In some cases, it is more environmentally sound to put food down the disposal than to put it in the trash. To help convince you and earlyout, here is why… Sanitary sewage goes to a typical treatment plant. First thing that happens is that all the big chunks are caught on screens, ground up and re-injected into the flow. Yes, everything. Large food globs, flushed barbie dolls, toilet paper, everything. Mighty tough grinders make small pieces of everything. (Some places may take the items that catch on the screens and landfill them, but not all. As in any large engineering project, it all depends on the designers, local cost to landfill waste, regulations at the time the plant was built, land available, etc.)
The sewage then goes through several different biologcal processes to degrade the solid organics, eat up the ammonia, and settle out all the resulting sludge. The clear water then flows to the stream/river/ocean/golf course watering system. The settled sludge is landfilled OR land applied as fertilizer. If your sludge is landfilled, then you wasted time and energy to send the food through the treatment plant. But if your sludge is land applied, a garbage disposal puts your leftover ham sandwich back into the cycle of nature instead of letting it get petrified in a landfill. All in all, not a huge impact to the environment one way or the other.

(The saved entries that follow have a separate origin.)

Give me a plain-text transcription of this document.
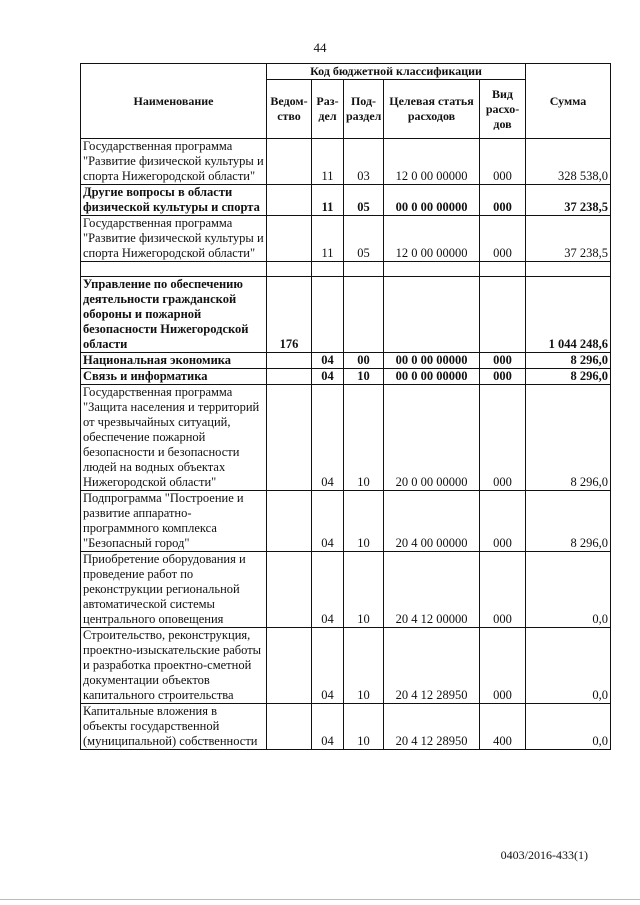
44
Наименование	Код бюджетной классификации					Сумма
	Ведом-ство	Раз-дел	Под-раздел	Целевая статья расходов	Вид расхо-дов	
Государственная программа "Развитие физической культуры и спорта Нижегородской области"		11	03	12 0 00 00000	000	328 538,0
Другие вопросы в области физической культуры и спорта		11	05	00 0 00 00000	000	37 238,5
Государственная программа "Развитие физической культуры и спорта Нижегородской области"		11	05	12 0 00 00000	000	37 238,5

Управление по обеспечению деятельности гражданской обороны и пожарной безопасности Нижегородской области	176					1 044 248,6
Национальная экономика		04	00	00 0 00 00000	000	8 296,0
Связь и информатика		04	10	00 0 00 00000	000	8 296,0
Государственная программа "Защита населения и территорий от чрезвычайных ситуаций, обеспечение пожарной безопасности и безопасности людей на водных объектах Нижегородской области"		04	10	20 0 00 00000	000	8 296,0
Подпрограмма "Построение и развитие аппаратно-программного комплекса "Безопасный город"		04	10	20 4 00 00000	000	8 296,0
Приобретение оборудования и проведение работ по реконструкции региональной автоматической системы центрального оповещения		04	10	20 4 12 00000	000	0,0
Строительство, реконструкция, проектно-изыскательские работы и разработка проектно-сметной документации объектов капитального строительства		04	10	20 4 12 28950	000	0,0
Капитальные вложения в объекты государственной (муниципальной) собственности		04	10	20 4 12 28950	400	0,0
0403/2016-433(1)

As for the ability of the sewer system to handle the waste… once again, case by case basis. The actual cost to handle the sewage is minor compared to the capital cost of the plant, so if the plant is already sized for everyone using a garbage disposal, you may as well use it. If you live in a town that just put in a brand new sewage treatment plant, that plant is sized the about 50% more load that it currently sees, planning for future city load growth (assuming your town leaders have any sense.) So in thise case, you have no need to feel guilty about sending a turkey dinner down the drain (but hold the gravy, as noted, fat does cause clogs even in large lines.)
If your town is using a 20-40 year old plant that has reached it’s limit, your washed down peas may be just the added load that overwhelms the system. Then your area must install a new plant, and your sewage rates go up. Or they ban disposals to try to lower the load. Then all your neighbors go on a witchhunt looking for the moron who flushed those peas.
And for Jurph, the food washed down is no worse or better than the organics that enter the sewage the old fasioned way. Treatment plants handle them just fine, if they are large enough. It’s just that you have no choice but to sewer yesterday’s enchiladas once you have chewed and swallowed them. But you do have a choice with last week’s meatloaf that is turning green in the back of the fridge.